Objective To investigate methylene tetrahydrofolate dehydrogenase 2 (MTHFD2) expression, biological function, and correlation with head and neck squamous cell carcinoma (HNSCC) patient’s prognosis. Methods The relative expression levels of MTHFD2 gene mRNA in tumor tissues of HNSCC and adjacent normal tissues were analyzed in the Cancer Genome Atlas and oncomine database.
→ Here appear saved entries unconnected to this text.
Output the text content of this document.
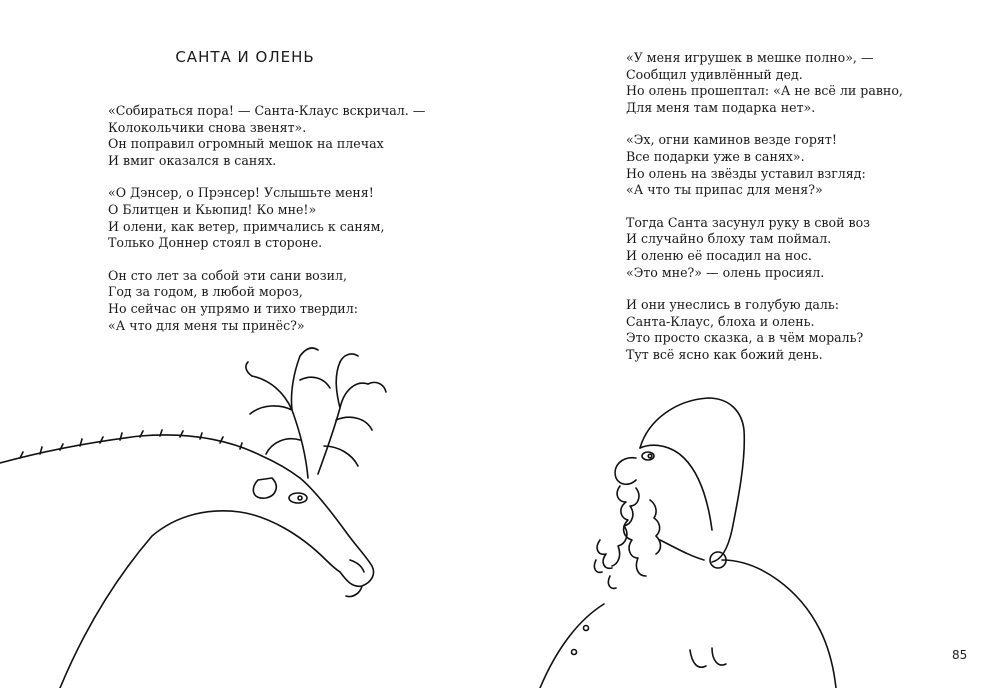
САНТА И ОЛЕНЬ
«Собираться пора! — Санта-Клаус вскричал. —
Колокольчики снова звенят».
Он поправил огромный мешок на плечах
И вмиг оказался в санях.
«О Дэнсер, о Прэнсер! Услышьте меня!
О Блитцен и Кьюпид! Ко мне!»
И олени, как ветер, примчались к саням,
Только Доннер стоял в стороне.
Он сто лет за собой эти сани возил,
Год за годом, в любой мороз,
Но сейчас он упрямо и тихо твердил:
«А что для меня ты принёс?»
«У меня игрушек в мешке полно», —
Сообщил удивлённый дед.
Но олень прошептал: «А не всё ли равно,
Для меня там подарка нет».
«Эх, огни каминов везде горят!
Все подарки уже в санях».
Но олень на звёзды уставил взгляд:
«А что ты припас для меня?»
Тогда Санта засунул руку в свой воз
И случайно блоху там поймал.
И оленю её посадил на нос.
«Это мне?» — олень просиял.
И они унеслись в голубую даль:
Санта-Клаус, блоха и олень.
Это просто сказка, а в чём мораль?
Тут всё ясно как божий день.
85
MTHFD2 protein relative expression in tumor tissue of HNSCC patients was analyzed in human proteome database. Protein–protein interaction (PPI) network of MTHFD2 and correlated genes were constructed in STRING database. Gene ontology and Kyoto Encyclopedia of Genes and Genomes pathway of MTHFD2 and relevant proteins involved in the PPI network was enriched. The Tumor Immune Estimation Resource database was used to analyze the relationship between MTHFD2 expression and immune infiltration. Overall survival (OS) and progression-free survival (PFS) for MTHFD2 high and low expression groups were investigated in the Kaplan–Meier Plotter database. Results In HNSCC, MTHFD2 mRNA relative expression level in tumor tissue was significantly higher than the corresponding normal tissue with statistical difference (p < 0.05). In the PPI network, 21 protein coding genes were involved in the network with 124 edges, which indicated that the enrichment was significant (p < 0.05). MTHFD2 and PPI network involved genes were mainly enriched in tetrahydrofolate metabolic process, one-carbon metabolic process biological process. In KEGG pathway, MTHFD2 and PPI network involved genes were mainly enriched in one-carbon pool by folate, metabolic pathways, glyoxylate, and dicarboxylate metabolism, and carbon metabolism. The relative expression level of MTHFD2 gene was correlated with immune infiltration of macrophage (r = 0.712, p < 0.05), neutrophil (r = 0.158, p < 0.05), dendritic cell (r = 0.1825, p < 0.05), and CD4+ T lymph cell (r = 0.1825, p < 0.05). HNSCC patients with high expression MTHFD2 had low OS compared to low expression cases (hazard ratio = 1.53, 95% CI: 1.16–2.02, p < 0.05). Conclusion MTHFD2 is overexpressed in HNSCC and correlated with patient’s prognosis. MTHFD2 maybe a potential target for HNSCC target treatment and provides a possible direction for the research and development of related targeted drugs.